Clean-Gasoline Proposals Fuel Environmentalists’ Ire
The latest proposed controls “are paving the way for a future ‘petrolgate’ air-pollution scandal,” an environmental-advocacy group says of the European Commission rules under discussion.
November 1, 2016
BRUSSELS – A leaked draft of proposals for a new European Union regulation on real-driving emissions from cars and light-commercial vehicles would allow the vehicles to emit 50% more potentially lung-cancer-causing particulates than under current air-quality standards, an environmental group claims.
A spokesperson for Transport & Environment, a sustainable-transport organization, contends the proposals amount to efforts to weaken already-inadequate regulation. The latest proposed controls “are paving the way for a future ‘petrolgate’ air-pollution scandal,” T&E claims.
Lucia Caudet, spokesperson for the European Commission’s directorate-general for internal markets, industry, entrepreneurship and small and medium-sized enterprises, tells WardsAuto the draft, called RDE3, is being discussed by the EU’s Technical Committee of Motor Vehicles, with a vote expected by year-end.
Afterward, the European Parliament and EU Council of Ministers have three months to assess, accept or block the proposal.
Under the draft seen by WardsAuto, the EC sets a 50% “permissible tolerance” level in RDE tests using the portable-emissions-measurement system for particle-number emissions in gasoline direct-injection engines.
Florent Grelier, T&E’s clean-vehicles engineer, says the EC proposes a 50% conformity limit because portable systems have a greater measurement error on the road compared with different devices used in laboratories.
“Our position is it should be 30%, based on results from the Commission’s in-house Joint Research Center,” Grelier says, noting the auto industry has asked that the tolerance level be set at 300%.
“Our other concern is that the current (portable) devices do not measure the whole range of particles,” he says. “The current EU particle definition is based on particles emitted by diesel engines, while those emitted by new petrol-engine cars are much smaller and more harmful to human health.”
Filters Favored
For T&E, the solution to these ineffective tests is a stricter regulation demanding automakers fit a gasoline-particulate filter on all new gasoline-powered cars, which it claims would result in emissions being about 100 times lower.

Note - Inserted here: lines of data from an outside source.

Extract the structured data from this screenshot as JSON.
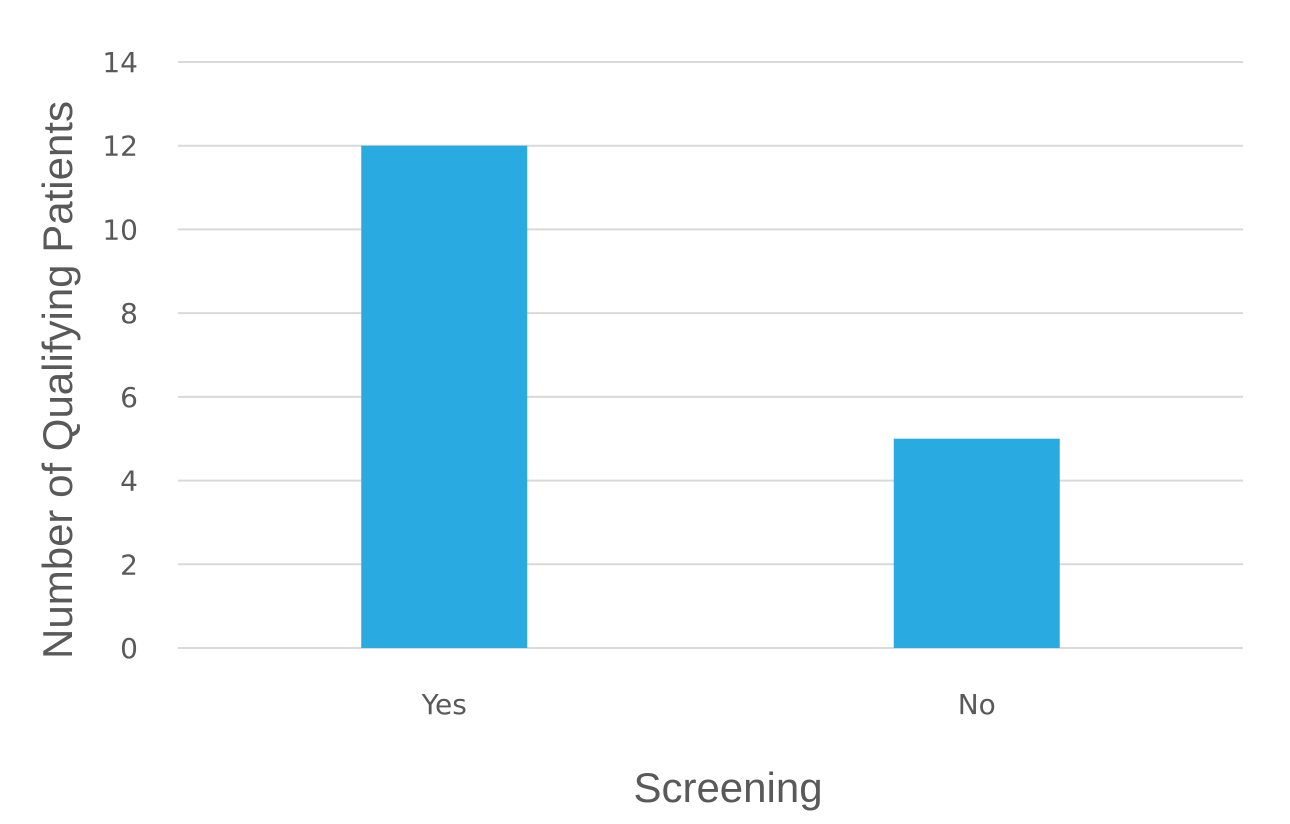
{
  "chart_data": {
    "type": "bar",
    "title": "",
    "xlabel": "Screening",
    "ylabel": "Number of Qualifying Patients",
    "categories": [
      "Yes",
      "No"
    ],
    "values": [
      12,
      5
    ],
    "ylim": [
      0,
      14
    ],
    "yticks": [
      "0",
      "2",
      "4",
      "6",
      "8",
      "10",
      "12",
      "14"
    ],
    "grid": true,
    "legend": "none",
    "bar_color": "#29ABE2",
    "grid_color": "#D9D9D9",
    "text_color": "#595959"
  }
}
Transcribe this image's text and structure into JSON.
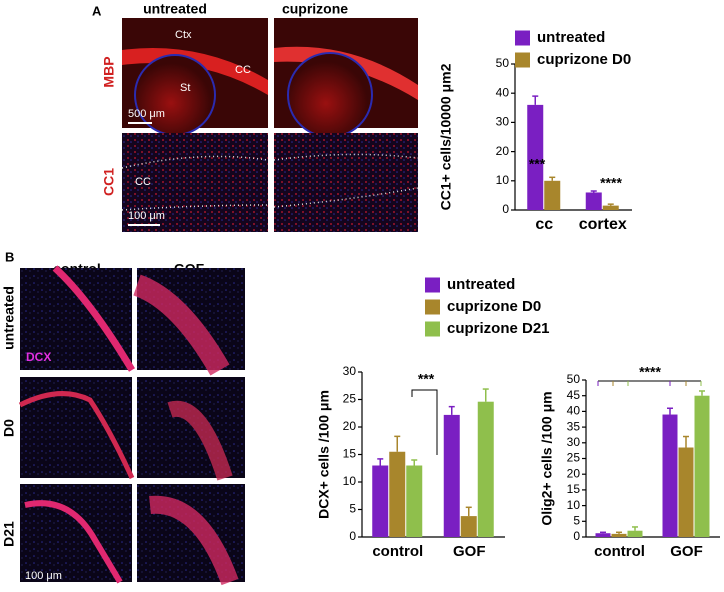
{
  "panels": {
    "a": {
      "label": "A",
      "columns": [
        "untreated",
        "cuprizone"
      ],
      "rows": [
        "MBP",
        "CC1"
      ],
      "annotations": [
        "Ctx",
        "CC",
        "St",
        "500 μm",
        "CC",
        "100 μm"
      ]
    },
    "b": {
      "label": "B",
      "columns": [
        "control",
        "GOF"
      ],
      "rows": [
        "untreated",
        "D0",
        "D21"
      ],
      "stain": "DCX",
      "scale": "100 μm"
    }
  },
  "chart_data": [
    {
      "type": "bar",
      "ylabel": "CC1+ cells/10000 μm2",
      "categories": [
        "cc",
        "cortex"
      ],
      "series": [
        {
          "name": "untreated",
          "color": "#7a1fc2",
          "values": [
            36,
            6
          ],
          "errors": [
            3,
            0.5
          ]
        },
        {
          "name": "cuprizone D0",
          "color": "#a8862c",
          "values": [
            10,
            1.5
          ],
          "errors": [
            1.2,
            0.5
          ]
        }
      ],
      "ylim": [
        0,
        50
      ],
      "yticks": [
        0,
        10,
        20,
        30,
        40,
        50
      ],
      "annotations": [
        "***",
        "****"
      ],
      "legend": true
    },
    {
      "type": "bar",
      "ylabel": "DCX+ cells /100 μm",
      "categories": [
        "control",
        "GOF"
      ],
      "series": [
        {
          "name": "untreated",
          "color": "#7a1fc2",
          "values": [
            13,
            22.2
          ],
          "errors": [
            1.2,
            1.5
          ]
        },
        {
          "name": "cuprizone D0",
          "color": "#a8862c",
          "values": [
            15.5,
            3.8
          ],
          "errors": [
            2.8,
            1.6
          ]
        },
        {
          "name": "cuprizone D21",
          "color": "#8fbf4c",
          "values": [
            13,
            24.6
          ],
          "errors": [
            1,
            2.3
          ]
        }
      ],
      "ylim": [
        0,
        30
      ],
      "yticks": [
        0,
        5,
        10,
        15,
        20,
        25,
        30
      ],
      "annotations": [
        "***"
      ],
      "legend": true
    },
    {
      "type": "bar",
      "ylabel": "Olig2+ cells /100 μm",
      "categories": [
        "control",
        "GOF"
      ],
      "series": [
        {
          "color": "#7a1fc2",
          "values": [
            1.2,
            39
          ],
          "errors": [
            0.3,
            2
          ]
        },
        {
          "color": "#a8862c",
          "values": [
            1,
            28.5
          ],
          "errors": [
            0.5,
            3.5
          ]
        },
        {
          "color": "#8fbf4c",
          "values": [
            2,
            45
          ],
          "errors": [
            1.2,
            1.5
          ]
        }
      ],
      "ylim": [
        0,
        50
      ],
      "yticks": [
        0,
        5,
        10,
        15,
        20,
        25,
        30,
        35,
        40,
        45,
        50
      ],
      "annotations": [
        "****"
      ],
      "legend": false
    }
  ]
}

These filters already are available, efficient and inexpensive, costing about $27.50, Grelier says. “Volkswagen will start using them from mid-2017 and Mercedes-Benz and PSA Group have announced they will fit them very soon on some models. And the (Joint Research Center) concluded it’s an efficient system.”

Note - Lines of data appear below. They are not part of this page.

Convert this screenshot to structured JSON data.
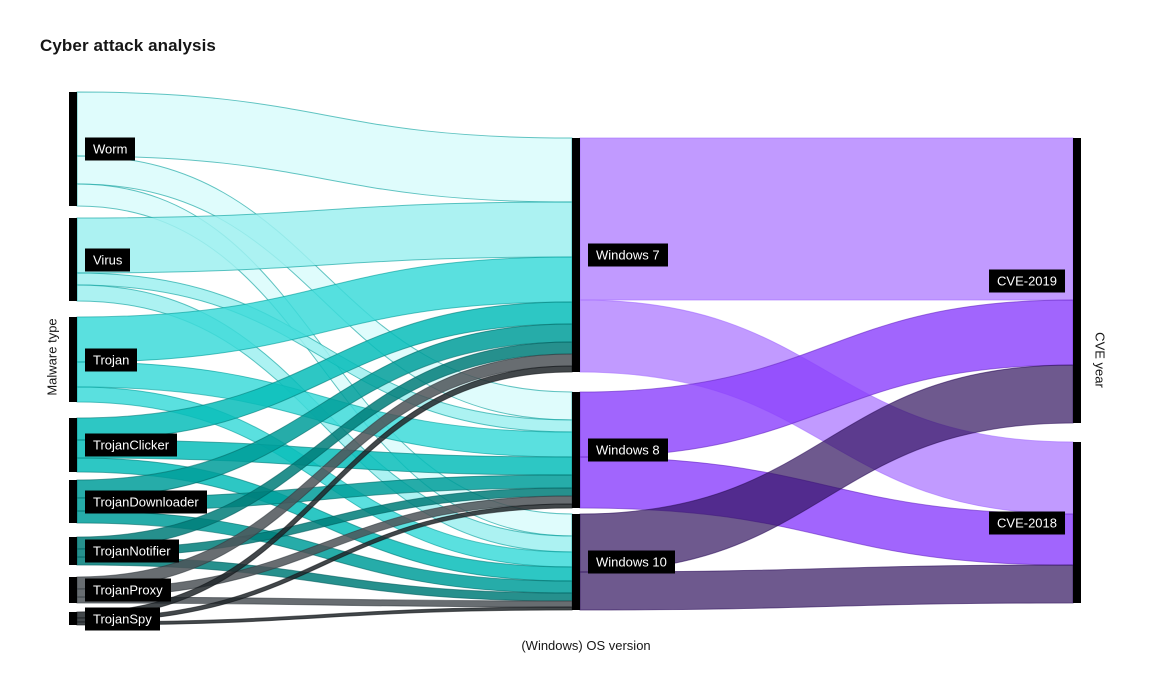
{
  "title": "Cyber attack analysis",
  "axes": {
    "left_label": "Malware type",
    "bottom_label": "(Windows) OS version",
    "right_label": "CVE year"
  },
  "chart_data": {
    "type": "sankey",
    "title": "Cyber attack analysis",
    "legend_position": "none",
    "grid": false,
    "columns": [
      {
        "label": "Malware type",
        "nodes": [
          "Worm",
          "Virus",
          "Trojan",
          "TrojanClicker",
          "TrojanDownloader",
          "TrojanNotifier",
          "TrojanProxy",
          "TrojanSpy"
        ]
      },
      {
        "label": "(Windows) OS version",
        "nodes": [
          "Windows 7",
          "Windows 8",
          "Windows 10"
        ]
      },
      {
        "label": "CVE year",
        "nodes": [
          "CVE-2019",
          "CVE-2018"
        ]
      }
    ],
    "links": [
      {
        "source": "Worm",
        "target": "Windows 7",
        "value": 64
      },
      {
        "source": "Worm",
        "target": "Windows 8",
        "value": 28
      },
      {
        "source": "Worm",
        "target": "Windows 10",
        "value": 22
      },
      {
        "source": "Virus",
        "target": "Windows 7",
        "value": 55
      },
      {
        "source": "Virus",
        "target": "Windows 8",
        "value": 12
      },
      {
        "source": "Virus",
        "target": "Windows 10",
        "value": 16
      },
      {
        "source": "Trojan",
        "target": "Windows 7",
        "value": 45
      },
      {
        "source": "Trojan",
        "target": "Windows 8",
        "value": 25
      },
      {
        "source": "Trojan",
        "target": "Windows 10",
        "value": 15
      },
      {
        "source": "TrojanClicker",
        "target": "Windows 7",
        "value": 22
      },
      {
        "source": "TrojanClicker",
        "target": "Windows 8",
        "value": 18
      },
      {
        "source": "TrojanClicker",
        "target": "Windows 10",
        "value": 14
      },
      {
        "source": "TrojanDownloader",
        "target": "Windows 7",
        "value": 18
      },
      {
        "source": "TrojanDownloader",
        "target": "Windows 8",
        "value": 13
      },
      {
        "source": "TrojanDownloader",
        "target": "Windows 10",
        "value": 12
      },
      {
        "source": "TrojanNotifier",
        "target": "Windows 7",
        "value": 12
      },
      {
        "source": "TrojanNotifier",
        "target": "Windows 8",
        "value": 8
      },
      {
        "source": "TrojanNotifier",
        "target": "Windows 10",
        "value": 8
      },
      {
        "source": "TrojanProxy",
        "target": "Windows 7",
        "value": 12
      },
      {
        "source": "TrojanProxy",
        "target": "Windows 8",
        "value": 8
      },
      {
        "source": "TrojanProxy",
        "target": "Windows 10",
        "value": 6
      },
      {
        "source": "TrojanSpy",
        "target": "Windows 7",
        "value": 6
      },
      {
        "source": "TrojanSpy",
        "target": "Windows 8",
        "value": 4
      },
      {
        "source": "TrojanSpy",
        "target": "Windows 10",
        "value": 3
      },
      {
        "source": "Windows 7",
        "target": "CVE-2019",
        "value": 162
      },
      {
        "source": "Windows 7",
        "target": "CVE-2018",
        "value": 72
      },
      {
        "source": "Windows 8",
        "target": "CVE-2019",
        "value": 65
      },
      {
        "source": "Windows 8",
        "target": "CVE-2018",
        "value": 51
      },
      {
        "source": "Windows 10",
        "target": "CVE-2019",
        "value": 58
      },
      {
        "source": "Windows 10",
        "target": "CVE-2018",
        "value": 38
      }
    ],
    "node_color": "#000000",
    "label_style": {
      "background": "#000000",
      "text": "#ffffff"
    },
    "link_colors": {
      "Worm": {
        "fill": "#d9fbfb",
        "stroke": "#009d9a",
        "opacity": 0.85
      },
      "Virus": {
        "fill": "#9ef0f0",
        "stroke": "#009d9a",
        "opacity": 0.85
      },
      "Trojan": {
        "fill": "#3ddbd9",
        "stroke": "#009d9a",
        "opacity": 0.85
      },
      "TrojanClicker": {
        "fill": "#08bdba",
        "stroke": "#007d79",
        "opacity": 0.85
      },
      "TrojanDownloader": {
        "fill": "#009d9a",
        "stroke": "#006b68",
        "opacity": 0.85
      },
      "TrojanNotifier": {
        "fill": "#007d79",
        "stroke": "#005d5d",
        "opacity": 0.85
      },
      "TrojanProxy": {
        "fill": "#4d5358",
        "stroke": "#343a3f",
        "opacity": 0.85
      },
      "TrojanSpy": {
        "fill": "#21272a",
        "stroke": "#121619",
        "opacity": 0.85
      },
      "Windows 7": {
        "fill": "#be95ff",
        "stroke": "#a56eff",
        "opacity": 0.95
      },
      "Windows 8": {
        "fill": "#8a3ffc",
        "stroke": "#6929c4",
        "opacity": 0.8
      },
      "Windows 10": {
        "fill": "#31135e",
        "stroke": "#31135e",
        "opacity": 0.7
      }
    }
  }
}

However, Caudet says although the EC, the EU’s executive branch, “sets the required limits for particle emissions, it does not prescribe the technology being used by manufacturers to do so.”
Caudet says the 50% margin “mirrors the uncertainty of the best equipment currently available in the market. As the technology improves, we will be able to reduce it further, including a review clause in our proposal as we did for the second (real-driving emissions proposals)” which covered diesel vehicles.
“The 50% therefore can’t be considered final,” she says.
A spokesman for ACEA, the European automakers’ group, says the organization will not comment on leaked documents, but insists (Joint Research Commission) tests revealed a 250% deviation in particulate emissions on-road compared with laboratory results, “so a suitable margin of error must be provided” when establishing the particulates target.
“Measuring (particulates) is very difficult on the road and in the laboratory as the particles are extremely small,” the spokesman says. Unlike the on-road testing devices developed to measure nitrogen oxide, the technology for measuring gasoline particulates still is in commercial development and likely to be inaccurate.”
ACEA argues the new devices will not be reliable enough to perform the checks required from September 2017 under EU legislation. “It is therefore essential that legislation is based on the real performance capability” of the new portable-emissions-measurement devices.
ACEA also warns using gasoline-particulate filters “will likely require a complete redesign of the exhaust system and surrounding bodywork and/or components,” so legislation must be introduced “in a timely manner to give manufacturers legislative certainty,” the spokesman says.
The spokesperson cites a study by the U.S.-based International Council on Clean Transportation study estimating the long-term production cost of a gasoline-particulate filters at $88 to $143, depending on the engine size.